According to the present invention, two measuring means are provided for radiation, and a weak area to which one measuring means fits and a strong area to which the other measuring means fits. Divided into intermediate regions that lose proportionality to strength,
In the intermediate region, the outputs of the above two measuring means are combined to obtain a correct result. Therefore, even in an analyzer having a remarkably wide dynamic range of ion intensity, such as a triple collision fragmentation mass spectrometer, the total measurement is possible.

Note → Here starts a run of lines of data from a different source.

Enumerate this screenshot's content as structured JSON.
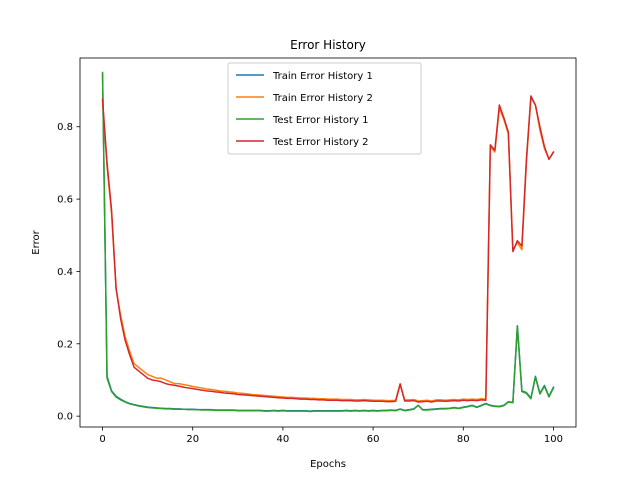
{
  "chart_data": {
    "type": "line",
    "title": "Error History",
    "xlabel": "Epochs",
    "ylabel": "Error",
    "xlim": [
      -5,
      105
    ],
    "ylim": [
      -0.03,
      0.99
    ],
    "xticks": [
      0,
      20,
      40,
      60,
      80,
      100
    ],
    "yticks": [
      0.0,
      0.2,
      0.4,
      0.6,
      0.8
    ],
    "grid": false,
    "legend_position": "top-center",
    "x": [
      0,
      1,
      2,
      3,
      4,
      5,
      6,
      7,
      8,
      9,
      10,
      11,
      12,
      13,
      14,
      15,
      16,
      17,
      18,
      19,
      20,
      21,
      22,
      23,
      24,
      25,
      26,
      27,
      28,
      29,
      30,
      31,
      32,
      33,
      34,
      35,
      36,
      37,
      38,
      39,
      40,
      41,
      42,
      43,
      44,
      45,
      46,
      47,
      48,
      49,
      50,
      51,
      52,
      53,
      54,
      55,
      56,
      57,
      58,
      59,
      60,
      61,
      62,
      63,
      64,
      65,
      66,
      67,
      68,
      69,
      70,
      71,
      72,
      73,
      74,
      75,
      76,
      77,
      78,
      79,
      80,
      81,
      82,
      83,
      84,
      85,
      86,
      87,
      88,
      89,
      90,
      91,
      92,
      93,
      94,
      95,
      96,
      97,
      98,
      99,
      100
    ],
    "series": [
      {
        "name": "Train Error History 1",
        "color": "#1f77b4",
        "values": [
          0.945,
          0.11,
          0.07,
          0.055,
          0.047,
          0.04,
          0.035,
          0.032,
          0.029,
          0.027,
          0.025,
          0.024,
          0.023,
          0.022,
          0.021,
          0.021,
          0.02,
          0.02,
          0.019,
          0.019,
          0.019,
          0.018,
          0.018,
          0.018,
          0.018,
          0.017,
          0.017,
          0.017,
          0.017,
          0.017,
          0.016,
          0.016,
          0.016,
          0.016,
          0.016,
          0.016,
          0.015,
          0.015,
          0.016,
          0.015,
          0.016,
          0.015,
          0.015,
          0.015,
          0.015,
          0.015,
          0.014,
          0.015,
          0.015,
          0.015,
          0.015,
          0.015,
          0.015,
          0.015,
          0.016,
          0.015,
          0.016,
          0.015,
          0.016,
          0.015,
          0.016,
          0.015,
          0.016,
          0.016,
          0.017,
          0.016,
          0.02,
          0.016,
          0.018,
          0.02,
          0.03,
          0.018,
          0.018,
          0.019,
          0.02,
          0.021,
          0.021,
          0.022,
          0.024,
          0.022,
          0.025,
          0.027,
          0.03,
          0.025,
          0.03,
          0.035,
          0.03,
          0.028,
          0.027,
          0.03,
          0.04,
          0.038,
          0.25,
          0.07,
          0.065,
          0.05,
          0.11,
          0.063,
          0.085,
          0.055,
          0.08
        ]
      },
      {
        "name": "Train Error History 2",
        "color": "#ff7f0e",
        "values": [
          0.87,
          0.69,
          0.56,
          0.35,
          0.28,
          0.22,
          0.18,
          0.145,
          0.135,
          0.125,
          0.115,
          0.11,
          0.105,
          0.105,
          0.1,
          0.095,
          0.09,
          0.09,
          0.087,
          0.085,
          0.082,
          0.08,
          0.078,
          0.075,
          0.074,
          0.072,
          0.07,
          0.069,
          0.067,
          0.066,
          0.064,
          0.063,
          0.062,
          0.06,
          0.059,
          0.058,
          0.057,
          0.056,
          0.055,
          0.054,
          0.053,
          0.052,
          0.052,
          0.051,
          0.05,
          0.05,
          0.049,
          0.049,
          0.048,
          0.048,
          0.047,
          0.047,
          0.047,
          0.046,
          0.046,
          0.046,
          0.045,
          0.045,
          0.046,
          0.045,
          0.044,
          0.044,
          0.044,
          0.043,
          0.043,
          0.044,
          0.09,
          0.045,
          0.045,
          0.046,
          0.042,
          0.043,
          0.044,
          0.042,
          0.045,
          0.045,
          0.044,
          0.045,
          0.046,
          0.045,
          0.047,
          0.046,
          0.047,
          0.046,
          0.048,
          0.047,
          0.745,
          0.73,
          0.85,
          0.82,
          0.78,
          0.46,
          0.48,
          0.46,
          0.7,
          0.88,
          0.86,
          0.79,
          0.74,
          0.71,
          0.73
        ]
      },
      {
        "name": "Test Error History 1",
        "color": "#2ca02c",
        "values": [
          0.95,
          0.105,
          0.068,
          0.053,
          0.045,
          0.039,
          0.034,
          0.031,
          0.028,
          0.026,
          0.024,
          0.023,
          0.022,
          0.021,
          0.02,
          0.02,
          0.019,
          0.019,
          0.019,
          0.018,
          0.018,
          0.018,
          0.017,
          0.017,
          0.017,
          0.016,
          0.016,
          0.016,
          0.016,
          0.016,
          0.015,
          0.015,
          0.015,
          0.015,
          0.015,
          0.015,
          0.014,
          0.014,
          0.015,
          0.014,
          0.015,
          0.014,
          0.014,
          0.014,
          0.014,
          0.014,
          0.013,
          0.014,
          0.014,
          0.014,
          0.014,
          0.014,
          0.014,
          0.014,
          0.015,
          0.014,
          0.015,
          0.014,
          0.015,
          0.014,
          0.015,
          0.014,
          0.015,
          0.015,
          0.016,
          0.015,
          0.019,
          0.015,
          0.017,
          0.019,
          0.03,
          0.017,
          0.017,
          0.018,
          0.019,
          0.02,
          0.02,
          0.021,
          0.023,
          0.021,
          0.024,
          0.026,
          0.029,
          0.024,
          0.029,
          0.034,
          0.029,
          0.027,
          0.026,
          0.029,
          0.039,
          0.037,
          0.248,
          0.068,
          0.063,
          0.048,
          0.108,
          0.061,
          0.083,
          0.053,
          0.078
        ]
      },
      {
        "name": "Test Error History 2",
        "color": "#d62728",
        "values": [
          0.875,
          0.7,
          0.57,
          0.355,
          0.27,
          0.21,
          0.17,
          0.135,
          0.125,
          0.115,
          0.105,
          0.1,
          0.098,
          0.095,
          0.09,
          0.087,
          0.085,
          0.083,
          0.08,
          0.078,
          0.076,
          0.074,
          0.072,
          0.07,
          0.069,
          0.067,
          0.066,
          0.064,
          0.063,
          0.062,
          0.06,
          0.059,
          0.058,
          0.057,
          0.056,
          0.055,
          0.054,
          0.053,
          0.052,
          0.051,
          0.05,
          0.049,
          0.049,
          0.048,
          0.047,
          0.047,
          0.046,
          0.046,
          0.045,
          0.045,
          0.044,
          0.044,
          0.044,
          0.043,
          0.043,
          0.043,
          0.042,
          0.042,
          0.043,
          0.042,
          0.041,
          0.041,
          0.041,
          0.04,
          0.04,
          0.041,
          0.088,
          0.042,
          0.042,
          0.043,
          0.039,
          0.04,
          0.041,
          0.039,
          0.042,
          0.042,
          0.041,
          0.042,
          0.043,
          0.042,
          0.044,
          0.043,
          0.044,
          0.043,
          0.045,
          0.044,
          0.75,
          0.735,
          0.86,
          0.825,
          0.785,
          0.455,
          0.485,
          0.47,
          0.71,
          0.885,
          0.86,
          0.8,
          0.745,
          0.71,
          0.73
        ]
      }
    ]
  }
}
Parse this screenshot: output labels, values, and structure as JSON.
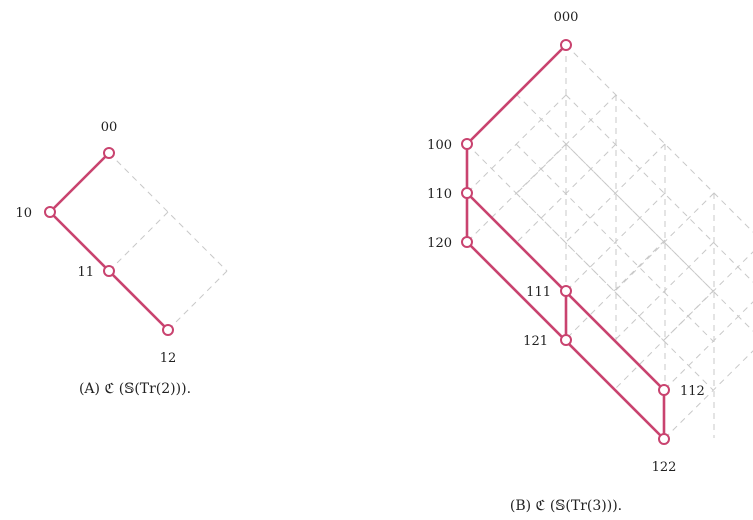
{
  "colors": {
    "edge": "#c9436f",
    "grid": "#c8c8c8",
    "text": "#222222"
  },
  "diagrams": [
    {
      "id": "a",
      "caption": "(A) ℭ (𝕊(Tr(2))).",
      "nodes": [
        {
          "id": "00",
          "label": "00"
        },
        {
          "id": "10",
          "label": "10"
        },
        {
          "id": "11",
          "label": "11"
        },
        {
          "id": "12",
          "label": "12"
        }
      ],
      "edges": [
        [
          "00",
          "10"
        ],
        [
          "10",
          "11"
        ],
        [
          "11",
          "12"
        ]
      ]
    },
    {
      "id": "b",
      "caption": "(B) ℭ (𝕊(Tr(3))).",
      "nodes": [
        {
          "id": "000",
          "label": "000"
        },
        {
          "id": "100",
          "label": "100"
        },
        {
          "id": "110",
          "label": "110"
        },
        {
          "id": "120",
          "label": "120"
        },
        {
          "id": "111",
          "label": "111"
        },
        {
          "id": "121",
          "label": "121"
        },
        {
          "id": "112",
          "label": "112"
        },
        {
          "id": "122",
          "label": "122"
        }
      ],
      "edges": [
        [
          "000",
          "100"
        ],
        [
          "100",
          "110"
        ],
        [
          "110",
          "120"
        ],
        [
          "110",
          "112"
        ],
        [
          "120",
          "122"
        ],
        [
          "112",
          "122"
        ],
        [
          "111",
          "121"
        ]
      ]
    }
  ]
}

Correct measurement results can be obtained over a range.

[Brief description of drawings]

FIG. 1 is a circuit diagram of an apparatus according to an embodiment of the present invention.

FIG. 2 is a graph showing a partial operation of the above circuit.

FIG. 3 is a flowchart of a data processing operation in the above circuit.

FIG. 4 is an explanatory diagram of calculation contents in the above data processing operation.

[Explanation of symbols] 1 particle detector 2 high-speed preamplifier 3 operational amplifier 4 capacitor 5 resistor 6 high-speed operational amplifier 7 comparator 8 digital counter 9 digital data processor 10 A / D converter

Claims (1)

[Claims] 1. A radiation particle counting means, a means for outputting a signal according to the radiation intensity, and a discrimination of the radiation intensity above a predetermined range, within that range, or below a range, and when within the above range Comprehensive calculation is performed on the outputs of both means, a signal corresponding to the radiation intensity is transmitted in the area above the range, the count output of the counting means is transmitted in the area below the range, and the comprehensive calculation result in the intermediate area. A radiation measuring device comprising a data processing device for transmitting the radiation.